Aus diesem Grund habe ich auch ein Faible für Hörspiele aus Zeiten, in denen es entweder noch keine Fernseher gab oder zumindest kaum jemand einen daheim stehen hatte. Dazu zählen unter anderem auch die Geschichten um den Hobby-Detektiv und eigentlichen Schriftsteller Paul Temple, die Francis Durbridge in den 30er Jahren für die BBC schrieb. Ab 1949 wurden viele der Geschichten ins Deutsche übersetzt und fanden den Weg in unsere Radios. Leider sind nicht alle Aufnahmen erhalten geblieben. Doch ein paar kann man heute noch erwerben.
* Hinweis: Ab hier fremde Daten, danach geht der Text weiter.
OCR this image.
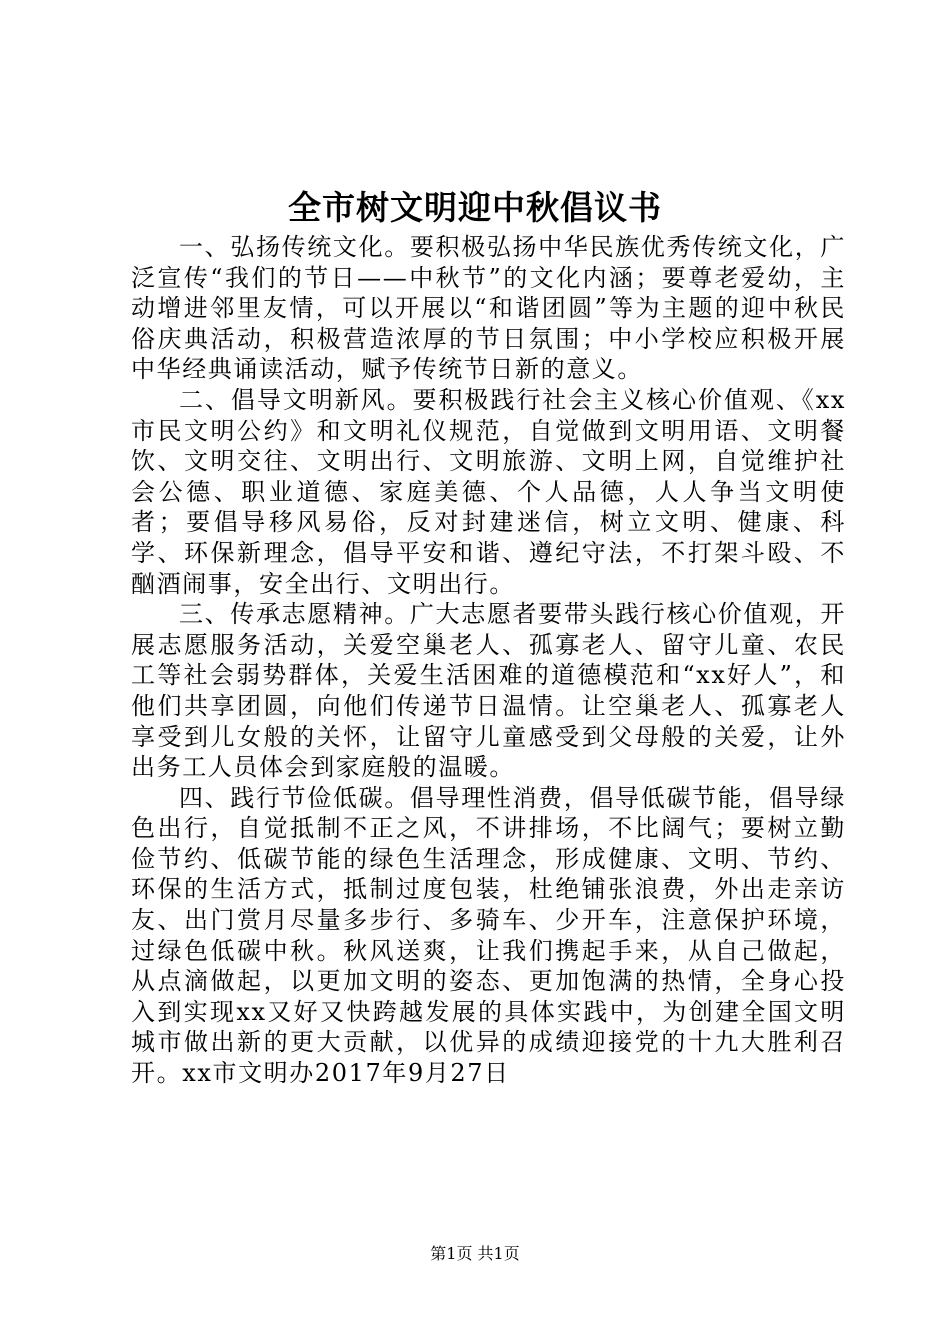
全市树文明迎中秋倡议书

一、弘扬传统文化。要积极弘扬中华民族优秀传统文化，广泛宣传“我们的节日——中秋节”的文化内涵；要尊老爱幼，主动增进邻里友情，可以开展以“和谐团圆”等为主题的迎中秋民俗庆典活动，积极营造浓厚的节日氛围；中小学校应积极开展中华经典诵读活动，赋予传统节日新的意义。

二、倡导文明新风。要积极践行社会主义核心价值观、《xx市民文明公约》和文明礼仪规范，自觉做到文明用语、文明餐饮、文明交往、文明出行、文明旅游、文明上网，自觉维护社会公德、职业道德、家庭美德、个人品德，人人争当文明使者；要倡导移风易俗，反对封建迷信，树立文明、健康、科学、环保新理念，倡导平安和谐、遵纪守法，不打架斗殴、不酗酒闹事，安全出行、文明出行。

三、传承志愿精神。广大志愿者要带头践行核心价值观，开展志愿服务活动，关爱空巢老人、孤寡老人、留守儿童、农民工等社会弱势群体，关爱生活困难的道德模范和“xx好人”，和他们共享团圆，向他们传递节日温情。让空巢老人、孤寡老人享受到儿女般的关怀，让留守儿童感受到父母般的关爱，让外出务工人员体会到家庭般的温暖。

四、践行节俭低碳。倡导理性消费，倡导低碳节能，倡导绿色出行，自觉抵制不正之风，不讲排场，不比阔气；要树立勤俭节约、低碳节能的绿色生活理念，形成健康、文明、节约、环保的生活方式，抵制过度包装，杜绝铺张浪费，外出走亲访友、出门赏月尽量多步行、多骑车、少开车，注意保护环境，过绿色低碳中秋。秋风送爽，让我们携起手来，从自己做起，从点滴做起，以更加文明的姿态、更加饱满的热情，全身心投入到实现xx又好又快跨越发展的具体实践中，为创建全国文明城市做出新的更大贡献，以优异的成绩迎接党的十九大胜利召开。xx市文明办2017年9月27日

第1页 共1页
Von einem besagter nicht erhaltenen Fälle ist inzwischen das Manuskript wieder aufgetaucht. Grund genug für Bastian Pastewka es zu adaptieren und eine Neuauflage zu produzieren. Dies gibt es natürlich als Hörspiel für den heimischen Audiogenuss zu kaufen. Aber er ist aktuell mit den vom ihm liebevoll als „Komplizen“ bezeichneten Sprecherinnen und Sprechern auf Tour durch die Theater der Bundesrepublik. Doch lassen wir es den Meister doch selbst erläutern:
Im folgenden Video erklärt Pastewka nicht nur auf humorvolle Art und Weise wie ein Paul Temple-Hörspiel funktioniert, sondern verliert auch ein paar Worte bezüglich seiner ganz eigenen Rekonstruktion.
Was für ein Theater…
Und so kam es also, dass ich mich am Sonntag ins Theater aufmachte. Die Karte hatten mir meine Eltern zu Weihnachten geschenkt und sie waren ebenfalls mit von der Partie.
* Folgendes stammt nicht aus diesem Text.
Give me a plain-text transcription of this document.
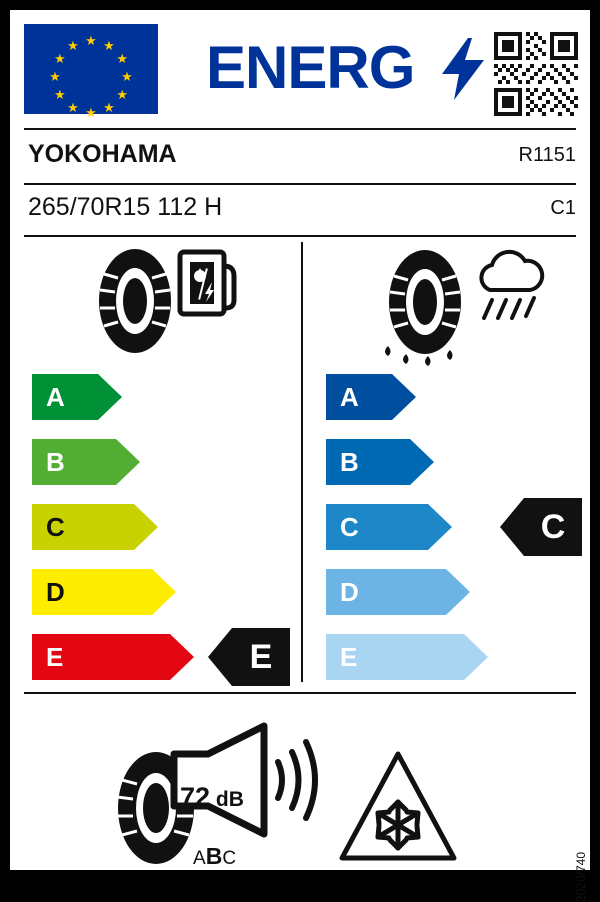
★ ★
★
★
★
★
★
★
★
★
★
★ ENERG
YOKOHAMA	R1151
265/70R15 112 H	C1
A
B
C
D
E	E
A
B
C
D
E
C
72 dB
ABC	2020/740
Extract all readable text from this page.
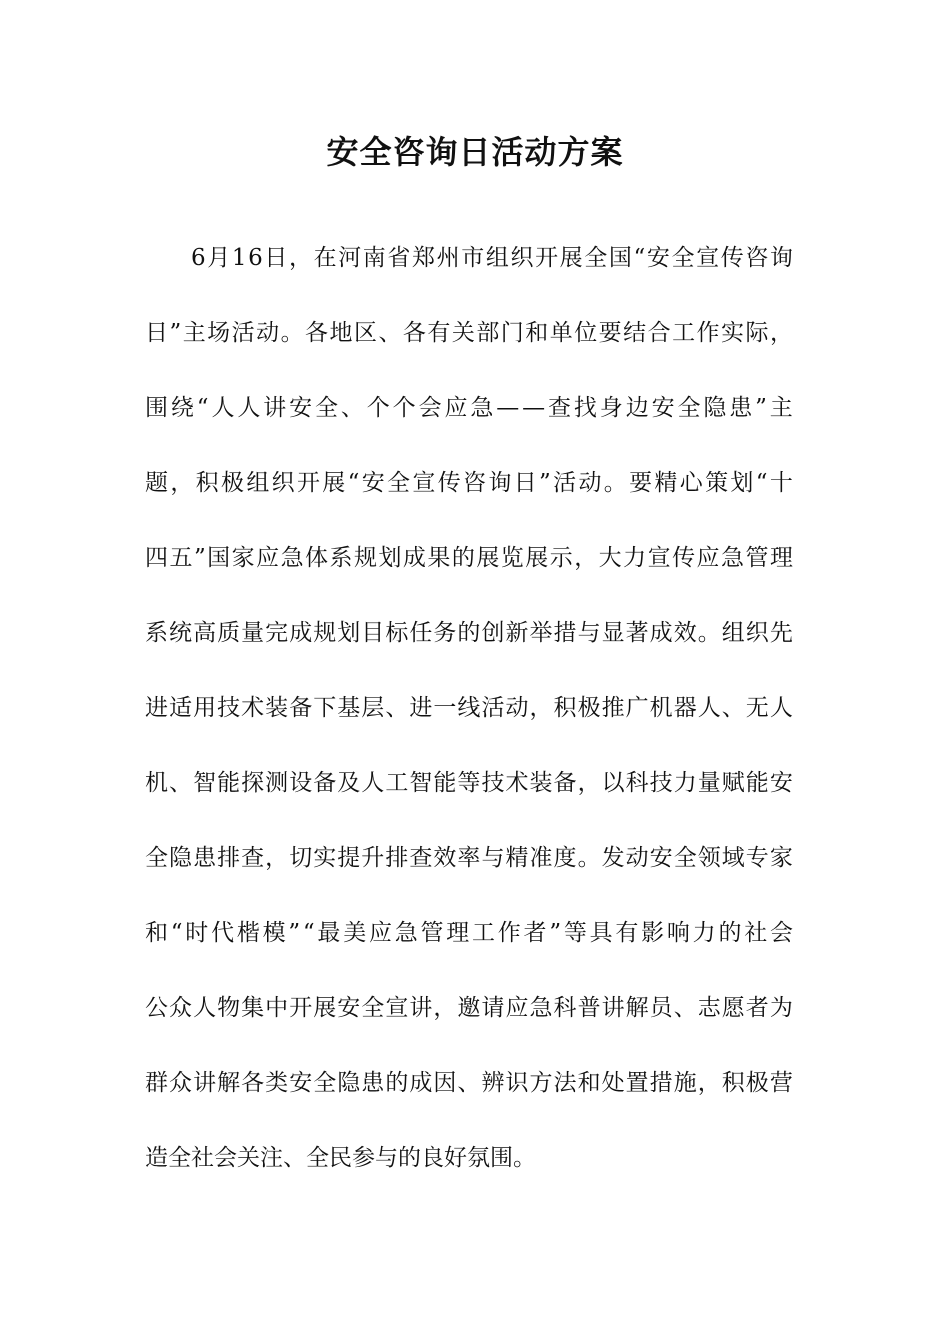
安全咨询日活动方案
6 月 1 6 日 ， 在 河 南 省 郑 州 市 组 织 开 展 全 国 “ 安 全 宣 传 咨 询
日 ” 主 场 活 动 。 各 地 区 、 各 有 关 部 门 和 单 位 要 结 合 工 作 实 际 ，
围 绕 “ 人 人 讲 安 全 、 个 个 会 应 急 — — 查 找 身 边 安 全 隐 患 ” 主
题 ， 积 极 组 织 开 展 “ 安 全 宣 传 咨 询 日 ” 活 动 。 要 精 心 策 划 “ 十
四 五 ” 国 家 应 急 体 系 规 划 成 果 的 展 览 展 示 ， 大 力 宣 传 应 急 管 理
系 统 高 质 量 完 成 规 划 目 标 任 务 的 创 新 举 措 与 显 著 成 效 。 组 织 先
进 适 用 技 术 装 备 下 基 层 、 进 一 线 活 动 ， 积 极 推 广 机 器 人 、 无 人
机 、 智 能 探 测 设 备 及 人 工 智 能 等 技 术 装 备 ， 以 科 技 力 量 赋 能 安
全 隐 患 排 查 ， 切 实 提 升 排 查 效 率 与 精 准 度 。 发 动 安 全 领 域 专 家
和 “ 时 代 楷 模 ” “ 最 美 应 急 管 理 工 作 者 ” 等 具 有 影 响 力 的 社 会
公 众 人 物 集 中 开 展 安 全 宣 讲 ， 邀 请 应 急 科 普 讲 解 员 、 志 愿 者 为
群 众 讲 解 各 类 安 全 隐 患 的 成 因 、 辨 识 方 法 和 处 置 措 施 ， 积 极 营
造全社会关注、全民参与的良好氛围。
Als Hörspielfreund kenne ich natürlich die Auftritte der „Drei Fragezeichen“ und auch Audioaufzeichnungen von Live-Auftritten aus anderen Serien. Insofern war es eine ganz eigenartige Mischung, die meine Erwartungshaltung prägte. Denn da gibt es einige Arten der Umsetzung. Doch Pastewka und „Komplizen“ lehrten mich, dass es mindestens noch eine weitere gibt.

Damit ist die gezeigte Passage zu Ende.